What are the top-three books or movies (TV series) that changed your life and why?
Dr Saab:
1. The Man Who Mistook His Wife for a Hat, Oliver Sacks. This book, along with others by Sacks, motivated me to become a neuroscientist
2. Positive Disintegration, Kazimierz Dabrowski. This book, along with 15 years of studying the brain, showed me that destruction could be a growth form
3. Thermodynamics or any second-year chemistry textbook. Within, I discovered that temporary assumptions could simplify complex problems to the point that part of a problem can be solved relatively easily, and when re-assembling these partial answers, the original assumptions can be
removed to reveal a full solution. And as the saying goes, “what works for thermodynamics, also works for life”.
How do you keep yourself motivated every day?
Dr Saab: As a teenager, I realized that if I do one thing every day that has a good chance of making me smile the next day, then most mornings, I’ll have something to smile about.

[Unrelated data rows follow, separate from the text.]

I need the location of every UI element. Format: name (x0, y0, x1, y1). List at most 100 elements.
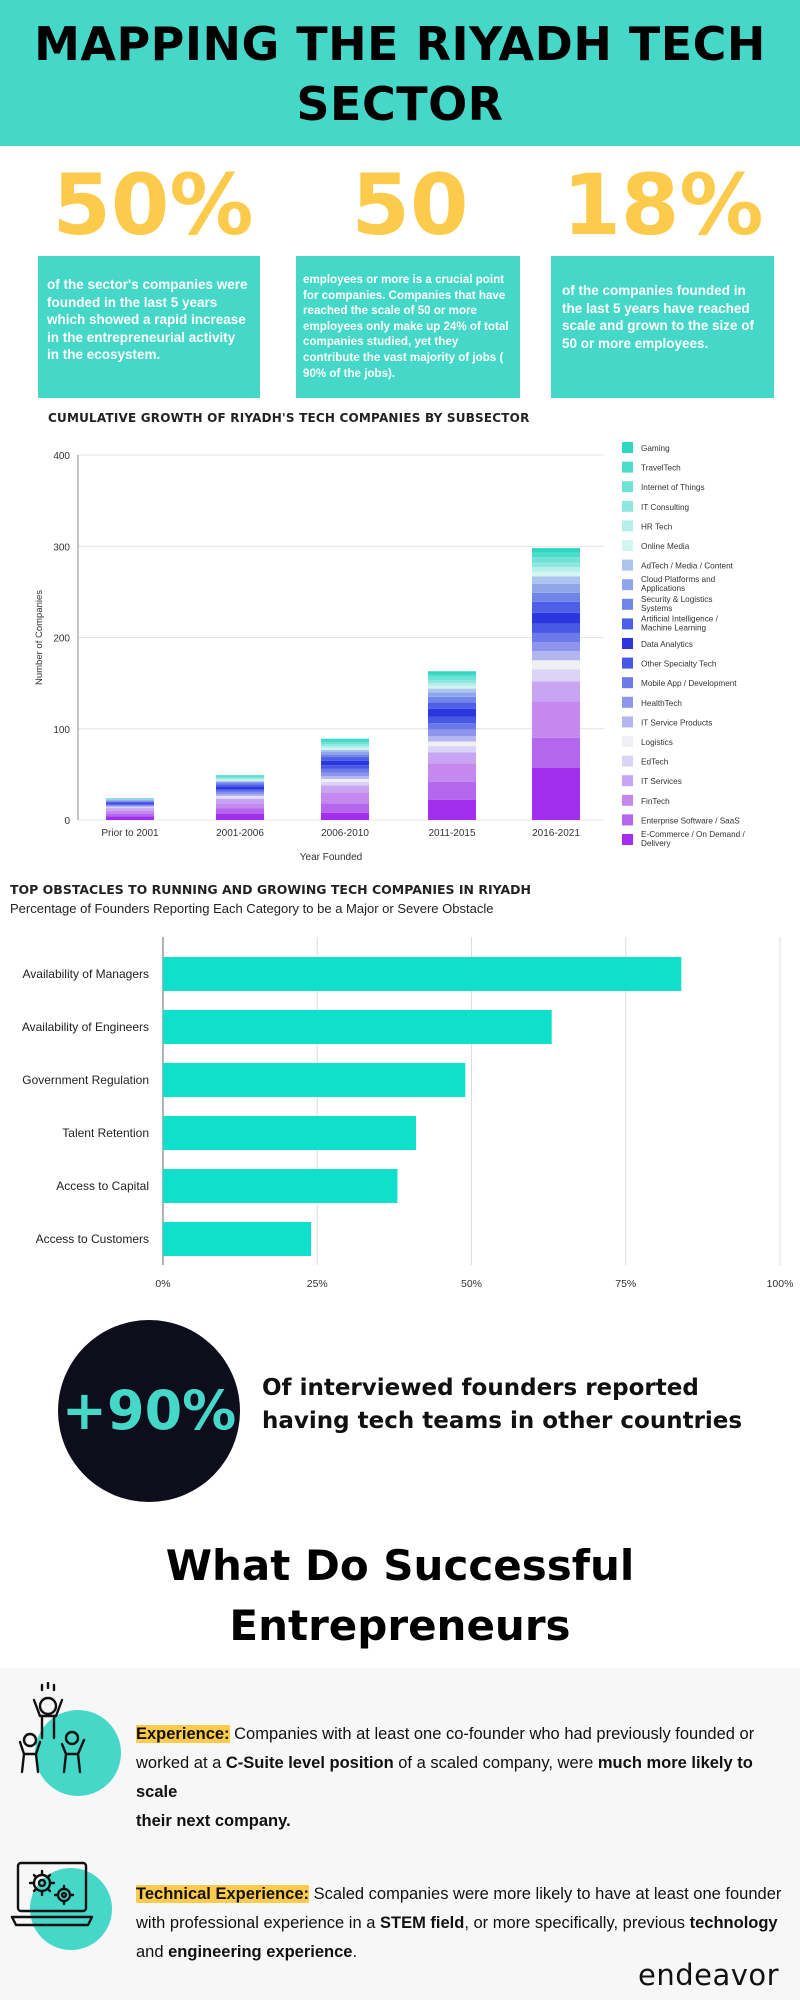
legend-label: AdTech / Media / Content (641, 562, 734, 571)
laptop-gears-icon (10, 1861, 94, 1927)
legend-label: Online Media (641, 542, 690, 551)
bar-segment (532, 562, 580, 568)
legend-label: FinTech (641, 797, 670, 806)
obstacle-bar (163, 1116, 416, 1150)
legend-swatch (622, 736, 633, 747)
legend-label: Logistics (641, 738, 673, 747)
legend-swatch (622, 442, 633, 453)
bar-segment (532, 548, 580, 553)
bar-segment (428, 736, 476, 742)
bar-segment (532, 557, 580, 563)
bar-segment (216, 776, 264, 778)
legend-swatch (622, 540, 633, 551)
obstacle-bar (163, 1169, 398, 1203)
trait-1-line2-a: worked at a (136, 1754, 226, 1772)
y-axis-label: Number of Companies (34, 590, 45, 685)
obstacle-bar (163, 1222, 312, 1256)
legend-label: Applications (641, 584, 685, 593)
bar-segment (428, 723, 476, 730)
trait-1-line2-b: of a scaled company, were (393, 1754, 598, 1772)
trait-2-line3: and engineering experience. (136, 1938, 796, 1967)
bar-segment (321, 760, 369, 766)
bar-segment (321, 757, 369, 761)
legend-label: Delivery (641, 839, 671, 848)
highlight-value: +90% (61, 1379, 237, 1442)
legend-label: Security & Logistics (641, 595, 712, 604)
bar-segment (106, 798, 154, 800)
stat-value-1: 50% (52, 156, 254, 254)
category-label: Access to Capital (56, 1179, 149, 1193)
highlight-text-line2: having tech teams in other countries (262, 1408, 743, 1434)
trait-1-line1: Experience: Companies with at least one … (136, 1720, 796, 1749)
bar-segment (321, 803, 369, 813)
category-label: Availability of Engineers (22, 1020, 149, 1034)
header-banner: MAPPING THE RIYADH TECH SECTOR (0, 0, 800, 146)
bar-segment (216, 813, 264, 820)
bar-segment (532, 632, 580, 643)
legend-swatch (622, 461, 633, 473)
bar-segment (321, 746, 369, 748)
y-tick-label: 100 (53, 725, 70, 736)
legend-swatch (622, 775, 633, 787)
bar-segment (532, 767, 580, 820)
bar-segment (106, 808, 154, 811)
bar-segment (321, 765, 369, 769)
traits-panel (0, 1668, 800, 2000)
bar-segment (428, 688, 476, 693)
trait-2-line1-text: Scaled companies were more likely to hav… (309, 1885, 782, 1903)
team-celebration-icon (18, 1682, 86, 1774)
bar-segment (321, 785, 369, 793)
trait-2-line3-a: and (136, 1943, 169, 1961)
bar-segment (532, 669, 580, 682)
x-tick-label: 2001-2006 (216, 828, 264, 839)
stat-text-1: of the sector's companies were founded i… (47, 277, 248, 362)
x-tick-label: 2016-2021 (532, 828, 580, 839)
bar-segment (216, 775, 264, 777)
trait-2-line3-bold: engineering experience (168, 1943, 353, 1961)
bar-segment (321, 781, 369, 786)
category-label: Availability of Managers (22, 967, 149, 981)
bar-segment (106, 807, 154, 809)
obstacle-bar (163, 1063, 466, 1097)
legend-label: Gaming (641, 444, 670, 453)
legend-label: Machine Learning (641, 623, 707, 632)
x-tick-label: 2011-2015 (428, 828, 476, 839)
bar-segment (428, 674, 476, 677)
stat-box-3: of the companies founded in the last 5 y… (551, 256, 774, 398)
bar-segment (321, 747, 369, 750)
bar-segment (532, 642, 580, 652)
y-tick-label: 200 (53, 634, 70, 645)
bar-segment (321, 751, 369, 755)
trait-2-line2-b: , or more specifically, previous (464, 1914, 690, 1932)
trait-2-line1: Technical Experience: Scaled companies w… (136, 1880, 796, 1909)
legend-label: Mobile App / Development (641, 679, 737, 688)
bar-segment (216, 792, 264, 795)
category-label: Access to Customers (36, 1232, 149, 1246)
bar-segment (428, 692, 476, 697)
trait-1-label: Experience: (136, 1725, 230, 1743)
growth-chart-title: CUMULATIVE GROWTH OF RIYADH'S TECH COMPA… (48, 411, 530, 425)
trait-2-line2-bold2: technology (689, 1914, 778, 1932)
legend-label: IT Services (641, 777, 682, 786)
legend-swatch (622, 677, 633, 689)
legend-label: HR Tech (641, 522, 673, 531)
bar-segment (106, 805, 154, 807)
bar-segment (216, 786, 264, 789)
legend-swatch (622, 481, 633, 493)
x-tick-label: 2006-2010 (321, 828, 369, 839)
trait-2-line2: with professional experience in a STEM f… (136, 1909, 796, 1938)
stat-value-2: 50 (351, 156, 469, 254)
bar-segment (428, 685, 476, 689)
bar-segment (321, 776, 369, 779)
bar-segment (428, 680, 476, 684)
x-tick-label: 50% (461, 1278, 482, 1290)
page-title-line2: SECTOR (296, 77, 504, 131)
y-tick-label: 400 (53, 451, 70, 462)
bar-segment (106, 816, 154, 820)
bar-segment (532, 612, 580, 624)
bar-segment (106, 813, 154, 817)
bar-segment (106, 803, 154, 805)
bar-segment (106, 806, 154, 808)
obstacles-chart-title: TOP OBSTACLES TO RUNNING AND GROWING TEC… (10, 882, 531, 897)
bar-segment (532, 552, 580, 558)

What are the top three life lessons that you want instilled in your (future) children?
Dr Saab:
- There are more differences between the individuals in any given group than differences between any two groups
- The variety within our behaviour is what makes us most similar to our neighbours
- Do one thing every day that has a good chance to make you happy the next day, and then you’ll rise each morning with a reason to smile
What would you like to be remembered for?
Dr Saab: It doesn’t matter. However, what I’d like to do more than anything else in my life is help
establish, first on a planet other than earth, a novel system of government that is more resistant to corruption than anything the world has experienced thus far.